Sunday, November 7, 2021
St. John’s Lutheran Church, Schuyler, NE
All Saints Sunday
watch this service online (readings start around 20:51; sermon starts around 27:06)
When I was in seminary in Chicago, I had the opportunity to take classes with other students from several different denominational backgrounds, because there are so many different seminaries in the city. This week, I’ve been remembering a seminarian I got to know in one of my classes who was studying at the Catholic Theological Union. He was preparing to be a parish priest, but once he was ordained he would also be living as a monk with the brothers at the monastery who had helped him go to seminary.
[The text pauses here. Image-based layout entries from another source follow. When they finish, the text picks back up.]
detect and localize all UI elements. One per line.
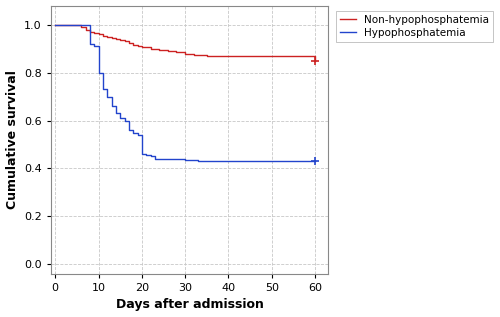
Legend: Non-hypophosphatemia, Hypophosphatemia: Non-hypophosphatemia, Hypophosphatemia <box>336 11 494 42</box>
Y-axis label: Cumulative survival: Cumulative survival <box>6 70 18 209</box>
X-axis label: Days after admission: Days after admission <box>116 298 264 311</box>
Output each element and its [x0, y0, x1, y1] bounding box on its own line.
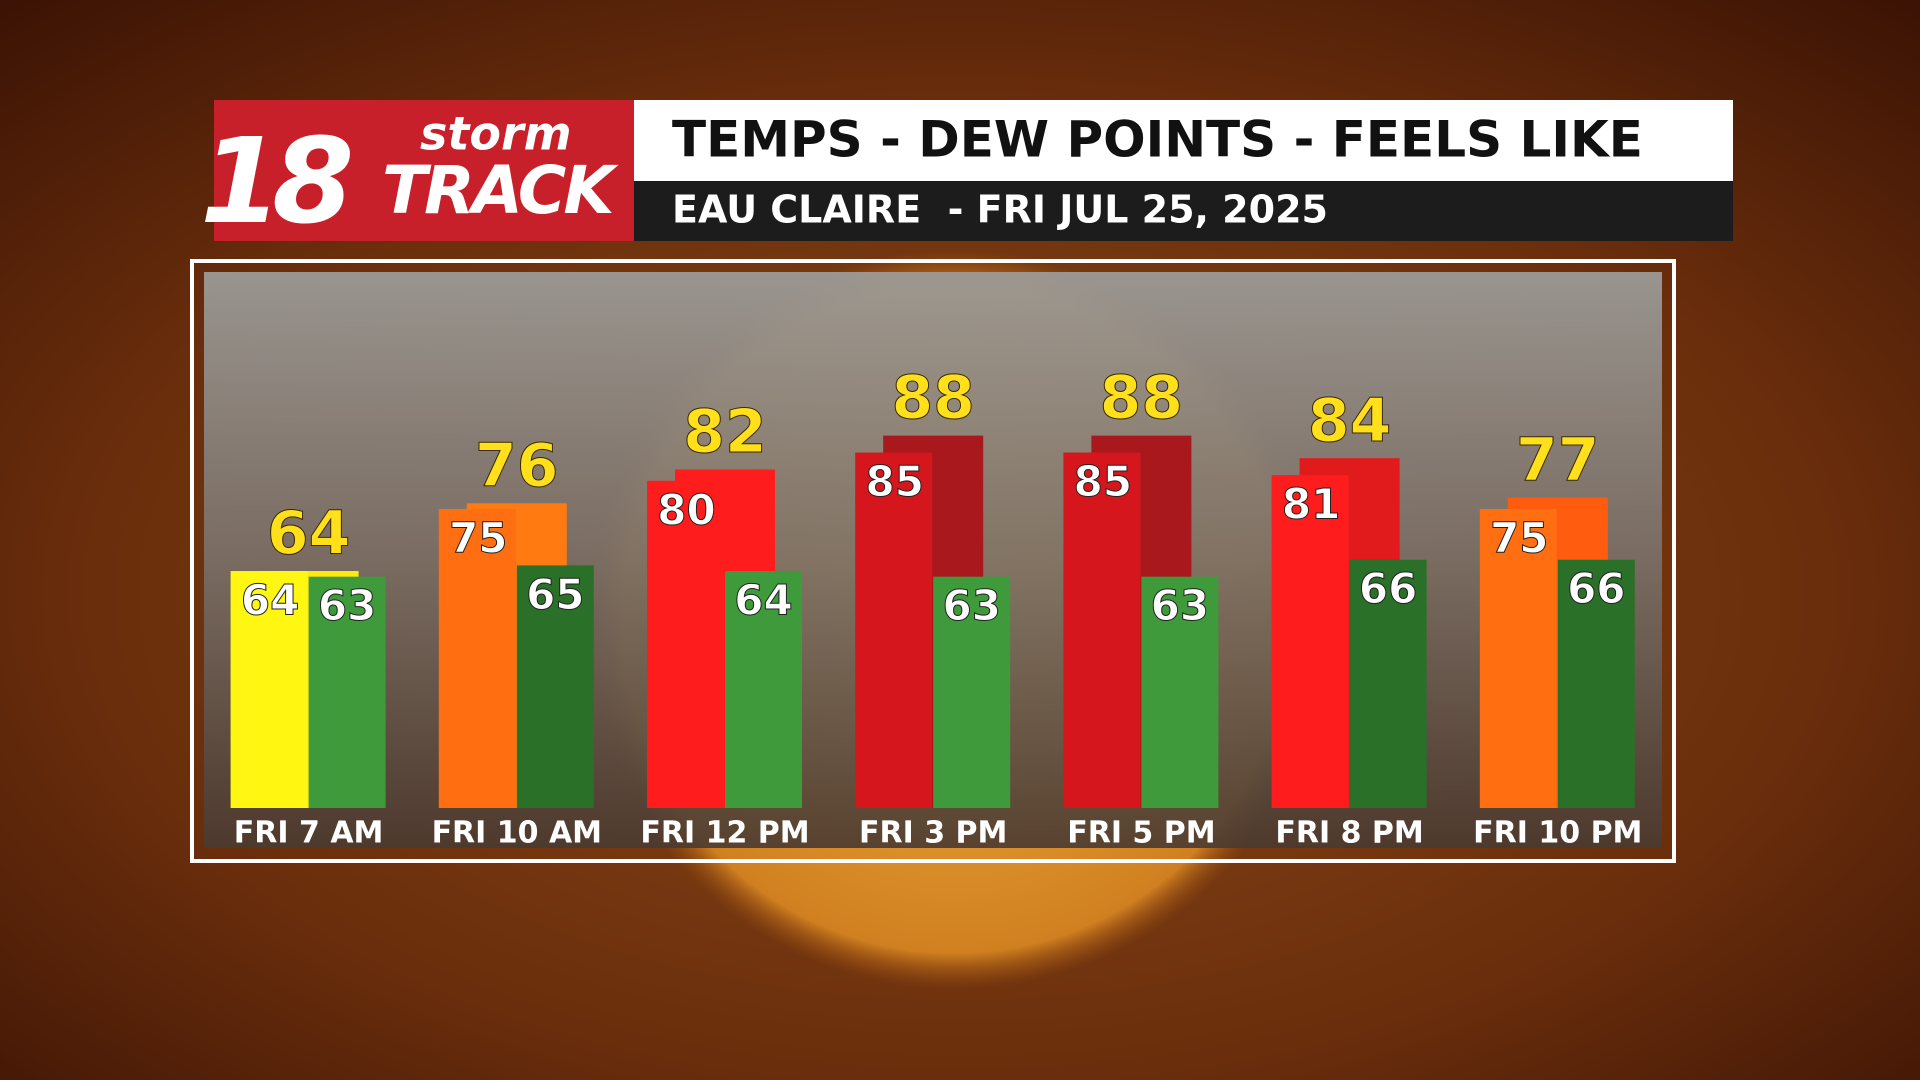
logo-bottom: TRACK [382, 152, 619, 229]
x-tick-label: FRI 7 AM [234, 816, 384, 851]
temp-label: 75 [449, 513, 507, 562]
logo-box [214, 100, 634, 241]
temp-bar [647, 480, 724, 808]
subtitle: EAU CLAIRE - FRI JUL 25, 2025 [672, 188, 1328, 232]
temp-bar [1271, 475, 1349, 808]
dew-point-bar [725, 571, 802, 808]
temp-bar [1479, 508, 1557, 808]
title-bar [634, 100, 1733, 181]
panel-border [190, 259, 1676, 863]
temp-bar [1063, 452, 1141, 808]
dew-point-label: 66 [1567, 564, 1625, 613]
dew-point-label: 66 [1359, 564, 1417, 613]
x-tick-label: FRI 5 PM [1067, 816, 1215, 851]
temp-label: 85 [1074, 457, 1132, 506]
dew-point-label: 65 [526, 570, 584, 619]
x-tick-label: FRI 12 PM [640, 816, 809, 851]
temp-label: 64 [241, 576, 299, 625]
title: TEMPS - DEW POINTS - FEELS LIKE [672, 111, 1643, 169]
feels-like-label: 64 [267, 499, 351, 569]
temp-label: 85 [865, 457, 923, 506]
x-tick-label: FRI 10 AM [432, 816, 602, 851]
temp-bar [438, 508, 516, 808]
x-tick-label: FRI 3 PM [859, 816, 1007, 851]
x-tick-label: FRI 8 PM [1275, 816, 1423, 851]
dew-point-label: 63 [318, 581, 376, 630]
temp-bar [855, 452, 933, 808]
feels-like-label: 88 [891, 363, 975, 433]
feels-like-label: 76 [475, 431, 559, 501]
logo-number: 18 [200, 112, 350, 250]
feels-like-label: 88 [1100, 363, 1184, 433]
dew-point-bar [516, 565, 594, 808]
logo-top: storm [420, 107, 572, 161]
feels-like-label: 77 [1516, 425, 1600, 495]
dew-point-bar [1557, 559, 1635, 808]
temp-label: 80 [657, 485, 715, 534]
feels-like-label: 82 [683, 397, 767, 467]
dew-point-label: 63 [942, 581, 1000, 630]
temp-label: 75 [1490, 513, 1548, 562]
dew-point-bar [933, 576, 1011, 808]
dew-point-bar [1141, 576, 1219, 808]
dew-point-bar [1349, 559, 1427, 808]
temp-bar [230, 571, 308, 808]
dew-point-label: 64 [734, 576, 792, 625]
dew-point-label: 63 [1151, 581, 1209, 630]
subtitle-bar [634, 181, 1733, 241]
feels-like-label: 84 [1308, 386, 1392, 456]
x-tick-label: FRI 10 PM [1473, 816, 1642, 851]
dew-point-bar [308, 576, 386, 808]
temp-label: 81 [1282, 480, 1340, 529]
Even before seminary, he had gotten to know these brothers and the monastery well – and he shared stories with us in class about what it’s like to live there, and what the monastery itself is like. It sounded like a beautiful, if challenging, way to live.
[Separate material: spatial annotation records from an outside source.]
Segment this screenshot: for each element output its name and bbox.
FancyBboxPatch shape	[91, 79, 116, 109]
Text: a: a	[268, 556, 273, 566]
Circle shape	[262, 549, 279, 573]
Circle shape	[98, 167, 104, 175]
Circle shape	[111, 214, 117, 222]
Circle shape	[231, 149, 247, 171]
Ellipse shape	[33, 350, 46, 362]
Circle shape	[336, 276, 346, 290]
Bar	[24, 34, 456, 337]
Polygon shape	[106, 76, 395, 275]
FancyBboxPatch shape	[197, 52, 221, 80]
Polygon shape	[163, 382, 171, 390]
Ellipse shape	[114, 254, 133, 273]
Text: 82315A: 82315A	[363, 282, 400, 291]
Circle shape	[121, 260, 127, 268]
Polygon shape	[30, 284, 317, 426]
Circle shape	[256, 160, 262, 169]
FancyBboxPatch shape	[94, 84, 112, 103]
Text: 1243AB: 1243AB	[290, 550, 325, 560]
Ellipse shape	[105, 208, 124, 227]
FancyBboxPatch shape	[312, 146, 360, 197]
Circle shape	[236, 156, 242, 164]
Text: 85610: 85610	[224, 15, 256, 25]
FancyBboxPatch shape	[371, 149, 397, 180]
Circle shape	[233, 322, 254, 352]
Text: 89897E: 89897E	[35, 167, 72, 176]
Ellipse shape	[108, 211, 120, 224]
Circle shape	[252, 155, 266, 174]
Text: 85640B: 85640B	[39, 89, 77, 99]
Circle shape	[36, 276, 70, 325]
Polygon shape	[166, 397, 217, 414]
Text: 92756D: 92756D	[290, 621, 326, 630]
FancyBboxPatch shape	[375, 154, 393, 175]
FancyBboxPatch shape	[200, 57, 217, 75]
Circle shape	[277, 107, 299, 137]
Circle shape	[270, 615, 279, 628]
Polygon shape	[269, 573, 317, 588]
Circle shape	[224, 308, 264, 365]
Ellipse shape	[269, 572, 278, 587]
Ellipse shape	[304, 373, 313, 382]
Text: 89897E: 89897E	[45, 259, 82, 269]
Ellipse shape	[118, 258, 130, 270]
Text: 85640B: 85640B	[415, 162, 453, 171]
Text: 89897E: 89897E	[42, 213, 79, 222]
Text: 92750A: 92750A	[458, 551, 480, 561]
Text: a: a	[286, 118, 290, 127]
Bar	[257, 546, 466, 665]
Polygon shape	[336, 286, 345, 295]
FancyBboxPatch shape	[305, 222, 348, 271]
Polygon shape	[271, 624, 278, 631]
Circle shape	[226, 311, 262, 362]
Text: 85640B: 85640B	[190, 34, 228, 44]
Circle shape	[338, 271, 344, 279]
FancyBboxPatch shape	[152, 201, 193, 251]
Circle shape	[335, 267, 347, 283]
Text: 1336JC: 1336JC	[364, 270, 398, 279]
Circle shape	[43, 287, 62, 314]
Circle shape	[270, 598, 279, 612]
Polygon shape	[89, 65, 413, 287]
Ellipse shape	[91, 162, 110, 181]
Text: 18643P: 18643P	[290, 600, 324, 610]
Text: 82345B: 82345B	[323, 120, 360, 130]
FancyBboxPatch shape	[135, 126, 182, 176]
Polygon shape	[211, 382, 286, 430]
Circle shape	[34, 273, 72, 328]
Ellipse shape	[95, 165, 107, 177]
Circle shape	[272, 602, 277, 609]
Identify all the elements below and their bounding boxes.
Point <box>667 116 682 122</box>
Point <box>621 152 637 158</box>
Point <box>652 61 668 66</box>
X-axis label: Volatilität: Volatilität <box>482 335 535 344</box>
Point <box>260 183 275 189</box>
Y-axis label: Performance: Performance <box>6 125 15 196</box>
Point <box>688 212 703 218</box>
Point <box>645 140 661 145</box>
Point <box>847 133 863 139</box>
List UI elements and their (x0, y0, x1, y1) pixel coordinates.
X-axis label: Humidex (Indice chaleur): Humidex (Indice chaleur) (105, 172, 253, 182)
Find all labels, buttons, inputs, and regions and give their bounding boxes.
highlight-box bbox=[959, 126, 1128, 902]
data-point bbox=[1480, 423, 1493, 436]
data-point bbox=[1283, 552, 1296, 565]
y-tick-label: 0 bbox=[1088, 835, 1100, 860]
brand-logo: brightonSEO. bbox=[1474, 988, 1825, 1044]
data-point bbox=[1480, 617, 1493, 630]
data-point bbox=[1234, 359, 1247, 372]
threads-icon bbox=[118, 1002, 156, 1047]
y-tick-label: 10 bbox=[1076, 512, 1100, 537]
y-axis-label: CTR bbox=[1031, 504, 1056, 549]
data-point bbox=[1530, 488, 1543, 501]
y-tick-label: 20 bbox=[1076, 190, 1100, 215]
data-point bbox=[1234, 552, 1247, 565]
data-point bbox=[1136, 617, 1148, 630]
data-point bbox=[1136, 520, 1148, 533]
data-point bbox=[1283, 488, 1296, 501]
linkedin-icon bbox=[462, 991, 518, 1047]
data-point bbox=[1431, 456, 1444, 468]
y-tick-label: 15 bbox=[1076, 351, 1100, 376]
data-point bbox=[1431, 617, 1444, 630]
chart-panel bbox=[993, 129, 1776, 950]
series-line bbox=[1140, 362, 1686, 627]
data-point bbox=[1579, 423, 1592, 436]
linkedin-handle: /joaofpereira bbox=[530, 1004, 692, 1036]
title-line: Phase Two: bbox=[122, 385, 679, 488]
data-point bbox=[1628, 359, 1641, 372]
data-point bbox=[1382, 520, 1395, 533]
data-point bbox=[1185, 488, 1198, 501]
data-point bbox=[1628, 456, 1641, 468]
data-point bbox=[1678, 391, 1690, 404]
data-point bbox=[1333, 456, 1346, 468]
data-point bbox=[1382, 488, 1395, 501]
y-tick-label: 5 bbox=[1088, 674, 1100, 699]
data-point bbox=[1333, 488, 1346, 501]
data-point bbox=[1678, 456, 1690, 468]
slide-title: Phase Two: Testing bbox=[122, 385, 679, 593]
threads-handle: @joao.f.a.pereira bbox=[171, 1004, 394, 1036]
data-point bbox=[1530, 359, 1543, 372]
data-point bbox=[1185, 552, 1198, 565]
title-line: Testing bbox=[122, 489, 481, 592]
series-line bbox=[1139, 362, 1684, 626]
But the one thing that stuck with me most from his stories was his description of the main sanctuary at the monastery. Their chancel had a raised platform with the table on it, much like ours here. But they also had a long communion rail; it was made of polished wood and it ran all the way around the chancel in a big semi-circle. All the brothers could fit around it together as they gathered to receive communion. But that circle didn’t stop at the wall. Outside the sanctuary, on the other side of the wall, the railing continued on around in stone, forming one big ring around the table. On the stone side of the circle was the monastery’s cemetery. Every single time they gathered for communion, that one big circle reminded the monastery’s living brothers that they were still connected to the brothers who had gone before them. They were reminded that God’s love and mercy and provision aren’t only for the living – that we belong to God forever, in our life and in our death.
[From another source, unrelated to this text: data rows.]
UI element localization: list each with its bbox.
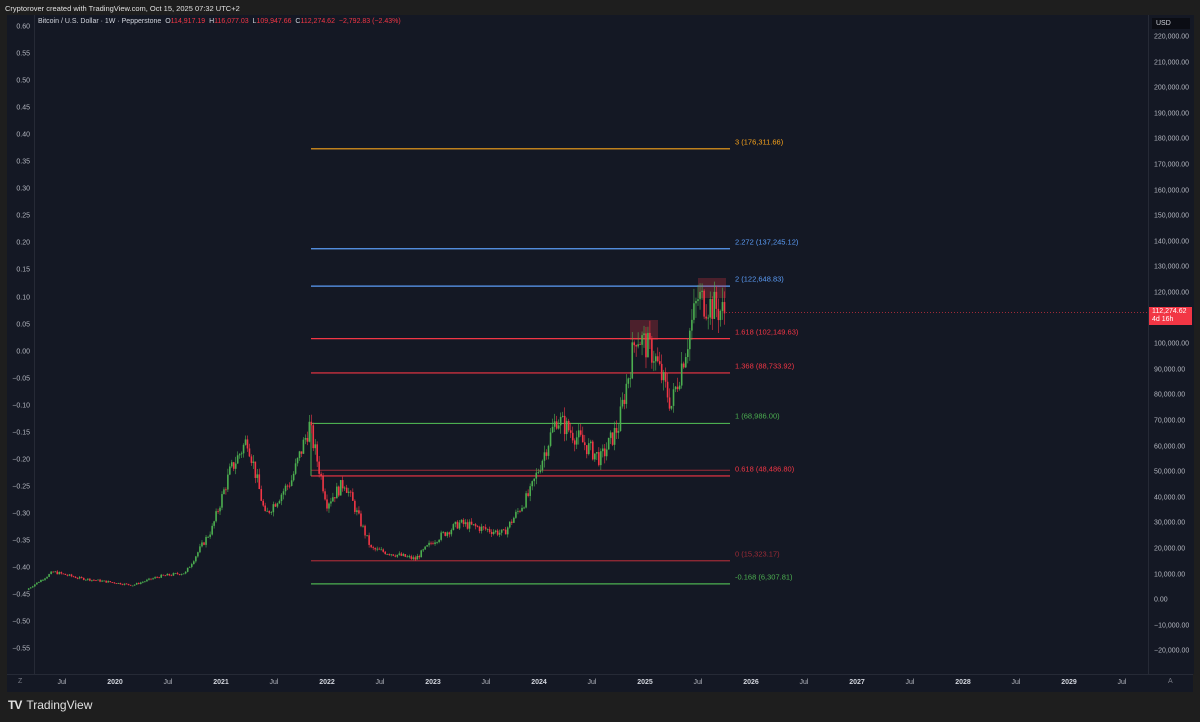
price-tick: 90,000.00 bbox=[1154, 366, 1186, 374]
time-tick: 2029 bbox=[1061, 679, 1077, 686]
price-tick: −20,000.00 bbox=[1154, 647, 1190, 655]
time-tick: 2025 bbox=[637, 679, 653, 686]
symbol-legend: Bitcoin / U.S. Dollar · 1W · Pepperstone… bbox=[38, 18, 401, 25]
price-tick: 150,000.00 bbox=[1154, 212, 1190, 220]
left-scale-tick: −0.55 bbox=[12, 645, 30, 653]
price-tick: 0.00 bbox=[1154, 596, 1168, 604]
left-scale-tick: 0.50 bbox=[16, 77, 30, 85]
left-scale-tick: −0.05 bbox=[12, 375, 30, 383]
time-tick: Jul bbox=[905, 679, 915, 686]
price-tick: 190,000.00 bbox=[1154, 110, 1190, 118]
currency-label[interactable]: USD bbox=[1152, 18, 1190, 29]
chart-panel[interactable] bbox=[7, 15, 1193, 691]
fib-level-label: 1 (68,986.00) bbox=[735, 411, 780, 421]
time-tick: 2027 bbox=[849, 679, 865, 686]
left-scale-tick: 0.25 bbox=[16, 212, 30, 220]
fib-level-label: 0.618 (48,486.80) bbox=[735, 464, 795, 474]
time-tick: 2026 bbox=[743, 679, 759, 686]
last-price: 112,274.62 bbox=[1152, 308, 1187, 315]
fib-level-label: 0 (15,323.17) bbox=[735, 549, 780, 559]
price-tick: 220,000.00 bbox=[1154, 33, 1190, 41]
bar-countdown: 4d 16h bbox=[1152, 316, 1174, 323]
close-value: 112,274.62 bbox=[300, 18, 335, 25]
left-scale-tick: −0.30 bbox=[12, 510, 30, 518]
left-scale-tick: 0.15 bbox=[16, 266, 30, 274]
left-scale-tick: −0.10 bbox=[12, 402, 30, 410]
left-scale-tick: 0.40 bbox=[16, 131, 30, 139]
log-scale-toggle[interactable]: Z bbox=[18, 678, 23, 685]
time-tick: 2022 bbox=[319, 679, 335, 686]
low-value: 109,947.66 bbox=[256, 18, 292, 25]
time-tick: Jul bbox=[269, 679, 279, 686]
fib-level-label: 3 (176,311.66) bbox=[735, 137, 784, 147]
fib-level-label: 1.618 (102,149.63) bbox=[735, 327, 799, 337]
left-scale-tick: −0.15 bbox=[12, 429, 30, 437]
left-scale-tick: −0.40 bbox=[12, 564, 30, 572]
time-tick: Jul bbox=[1011, 679, 1021, 686]
price-tick: 40,000.00 bbox=[1154, 494, 1186, 502]
footer-brand: TV TradingView bbox=[8, 698, 92, 712]
price-tick: 160,000.00 bbox=[1154, 187, 1190, 195]
time-tick: Jul bbox=[481, 679, 491, 686]
left-scale-tick: 0.60 bbox=[16, 23, 30, 31]
left-scale-tick: −0.45 bbox=[12, 591, 30, 599]
left-scale-tick: 0.30 bbox=[16, 185, 30, 193]
price-tick: 200,000.00 bbox=[1154, 84, 1190, 92]
brand-name: TradingView bbox=[26, 698, 93, 712]
change-value: −2,792.83 (−2.43%) bbox=[338, 18, 401, 25]
price-tick: 130,000.00 bbox=[1154, 263, 1190, 271]
chart-credit: Cryptorover created with TradingView.com… bbox=[5, 4, 240, 13]
high-value: 116,077.03 bbox=[214, 18, 249, 25]
price-tick: 50,000.00 bbox=[1154, 468, 1186, 476]
time-tick: 2021 bbox=[213, 679, 229, 686]
left-scale-axis[interactable]: 0.60 0.55 0.50 0.45 0.40 0.35 0.30 0.25 0.20 0.15… bbox=[7, 15, 35, 674]
time-tick: Jul bbox=[799, 679, 809, 686]
left-scale-tick: −0.25 bbox=[12, 483, 30, 491]
time-scale-axis[interactable]: Jul 2020 Jul 2021 Jul 2022 Jul 2023 Jul 2024 Jul 20… bbox=[7, 674, 1193, 692]
price-tick: 80,000.00 bbox=[1154, 391, 1186, 399]
left-scale-tick: −0.50 bbox=[12, 618, 30, 626]
time-tick: Jul bbox=[57, 679, 67, 686]
left-scale-tick: 0.05 bbox=[16, 321, 30, 329]
left-scale-tick: −0.20 bbox=[12, 456, 30, 464]
price-tick: 100,000.00 bbox=[1154, 340, 1190, 348]
time-tick: 2024 bbox=[531, 679, 547, 686]
time-tick: Jul bbox=[375, 679, 385, 686]
price-tick: 60,000.00 bbox=[1154, 443, 1186, 451]
price-tick: 10,000.00 bbox=[1154, 571, 1186, 579]
last-price-tag: 112,274.62 4d 16h bbox=[1149, 307, 1192, 325]
left-scale-tick: 0.00 bbox=[16, 348, 30, 356]
left-scale-tick: 0.10 bbox=[16, 294, 30, 301]
price-tick: 180,000.00 bbox=[1154, 135, 1190, 143]
open-value: 114,917.19 bbox=[170, 18, 206, 25]
fib-level-label: -0.168 (6,307.81) bbox=[735, 572, 793, 582]
time-tick: 2028 bbox=[955, 679, 971, 686]
time-tick: 2023 bbox=[425, 679, 441, 686]
price-tick: 20,000.00 bbox=[1154, 545, 1186, 553]
left-scale-tick: 0.35 bbox=[16, 158, 30, 166]
time-tick: 2020 bbox=[107, 679, 123, 686]
left-scale-tick: 0.55 bbox=[16, 50, 30, 58]
time-tick: Jul bbox=[587, 679, 597, 686]
price-tick: 210,000.00 bbox=[1154, 59, 1190, 67]
price-tick: 30,000.00 bbox=[1154, 519, 1186, 527]
symbol-title: Bitcoin / U.S. Dollar · 1W · Pepperstone bbox=[38, 18, 162, 25]
price-tick: 170,000.00 bbox=[1154, 161, 1190, 169]
price-tick: 70,000.00 bbox=[1154, 417, 1186, 425]
left-scale-tick: 0.45 bbox=[16, 104, 30, 112]
left-scale-tick: −0.35 bbox=[12, 537, 30, 545]
time-tick: Jul bbox=[1117, 679, 1127, 686]
time-tick: Jul bbox=[163, 679, 173, 686]
price-tick: 140,000.00 bbox=[1154, 238, 1190, 246]
time-tick: Jul bbox=[693, 679, 703, 686]
price-tick: −10,000.00 bbox=[1154, 622, 1190, 630]
auto-scale-toggle[interactable]: A bbox=[1168, 678, 1173, 685]
fib-level-label: 2 (122,648.83) bbox=[735, 274, 784, 284]
fib-level-label: 1.368 (88,733.92) bbox=[735, 361, 795, 371]
fib-level-label: 2.272 (137,245.12) bbox=[735, 237, 799, 247]
left-scale-tick: 0.20 bbox=[16, 239, 30, 247]
price-tick: 120,000.00 bbox=[1154, 289, 1190, 297]
tradingview-logo-icon: TV bbox=[8, 698, 22, 712]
I’ve mentioned this monastery communion rail before in my sermons – it’s such a powerful image. But it’s been on my mind again this week – because today, we actually have something kind of similar set up here in our sanctuary. This table where we have photos and memories of our loved ones who have died, today will also be the table where we take communion together. Like the monastery communion rail, continuing around into the cemetery, today this table is a reminder that we are still connected to those who have gone before us. Together with them, we are all still part of the one communion of saints.